In the context of intensive discussion on the different legal regulations of assisted suicide, the underlying understanding of patient autonomy, plays an important role, but often this is not made the subject of discussion. The first understanding views autonomy not only as respect for the free will of a patient, but relates it to the principles of beneficence and nonmaleficence. A physician sees himself obliged to the principle salus aegroti suprema lex. In contrast to this today often we can find an understanding of patient autonomy in the sense of voluntas aegroti suprema lex, according to which the will of a patient obliges that of a doctor.
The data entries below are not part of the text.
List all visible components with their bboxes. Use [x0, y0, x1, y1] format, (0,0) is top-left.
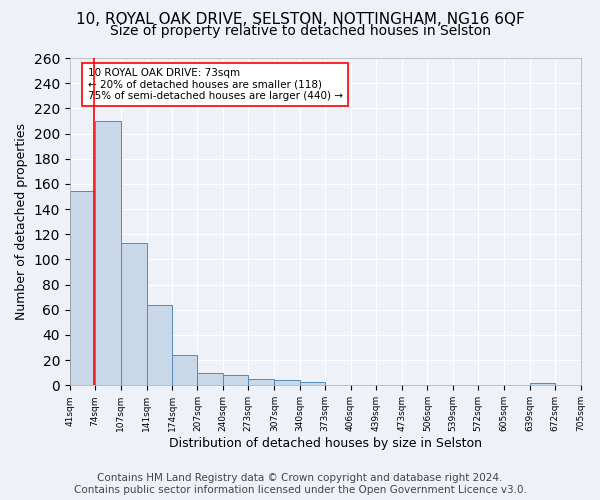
- Text: Size of property relative to detached houses in Selston: Size of property relative to detached ho…: [110, 24, 491, 38]
- Bar: [530, 383, 555, 386]
- Bar: [197, 373, 223, 386]
- Bar: [274, 380, 300, 386]
- Bar: [70, 192, 95, 386]
- X-axis label: Distribution of detached houses by size in Selston: Distribution of detached houses by size …: [169, 437, 482, 450]
- Bar: [223, 376, 248, 386]
- Bar: [172, 355, 197, 386]
- Y-axis label: Number of detached properties: Number of detached properties: [15, 123, 28, 320]
- Bar: [300, 382, 325, 386]
- Bar: [146, 305, 172, 386]
- Text: 10 ROYAL OAK DRIVE: 73sqm
← 20% of detached houses are smaller (118)
75% of semi: 10 ROYAL OAK DRIVE: 73sqm ← 20% of detac…: [88, 68, 343, 101]
- Bar: [95, 121, 121, 386]
- Bar: [121, 243, 146, 386]
- Text: Contains HM Land Registry data © Crown copyright and database right 2024.
Contai: Contains HM Land Registry data © Crown c…: [74, 474, 526, 495]
- Bar: [248, 379, 274, 386]
- Text: 10, ROYAL OAK DRIVE, SELSTON, NOTTINGHAM, NG16 6QF: 10, ROYAL OAK DRIVE, SELSTON, NOTTINGHAM…: [76, 12, 524, 28]
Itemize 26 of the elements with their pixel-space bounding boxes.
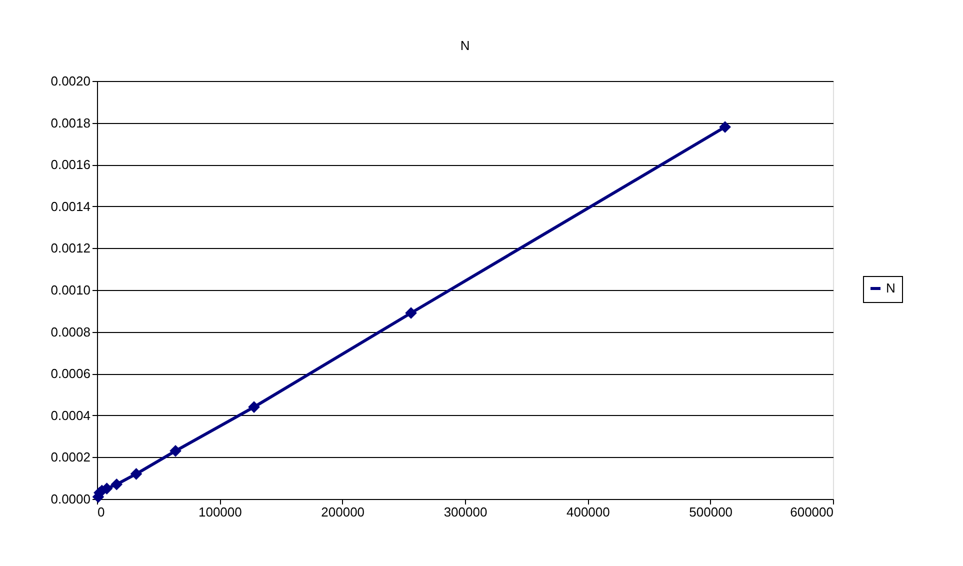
point — [405, 307, 417, 319]
point — [248, 401, 260, 413]
y-tick-label: 0.0004 — [50, 408, 90, 423]
point — [110, 478, 123, 490]
legend-label: N — [886, 280, 896, 296]
y-tick-label: 0.0012 — [50, 240, 90, 256]
y-tick-label: 0.0002 — [50, 450, 90, 465]
x-tick-label: 0 — [98, 504, 105, 520]
y-tick-label: 0.0014 — [50, 198, 90, 214]
x-tick-label: 200000 — [321, 504, 365, 520]
x-tick-label: 500000 — [689, 504, 733, 520]
point — [130, 468, 142, 480]
y-tick-label: 0.0008 — [50, 324, 90, 340]
x-tick-label: 100000 — [198, 504, 242, 520]
x-tick-label: 600000 — [790, 504, 834, 520]
x-tick-label: 400000 — [566, 504, 610, 520]
x-tick-label: 300000 — [444, 504, 488, 520]
point — [719, 121, 731, 133]
chart-title: N — [460, 38, 470, 53]
y-tick-label: 0.0018 — [50, 115, 90, 130]
y-tick-label: 0.0016 — [50, 157, 90, 172]
point — [170, 445, 182, 457]
y-tick-label: 0.0006 — [50, 366, 90, 382]
y-tick-label: 0.0000 — [50, 492, 90, 506]
y-tick-label: 0.0010 — [50, 282, 90, 298]
y-tick-label: 0.0020 — [50, 74, 90, 88]
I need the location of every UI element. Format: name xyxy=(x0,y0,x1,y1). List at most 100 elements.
The patient’s autonomy is not seen any more as the right to refuse medical interventions, but becomes a right to claim something. From the point of view of the latter the first concept is often criticized as paternalism. The author deals critically with both concepts of patient autonomy and tries to outline an understanding according to which autonomy and the need of care do not present a contrasting pair. He asks critically whether or under what conditions a voluntary request to be killed can really be understood as an expression of true autonomy. Further, he shows the social-ethical implications of the debate insofar the legal permission of assisted suicide can create a social climate of acceptance of suicidal acts. Finally, the author puts the question if hastened death by voluntary self-denial of food and drink can present a medical and ethical acceptable alternative to assisted suicide.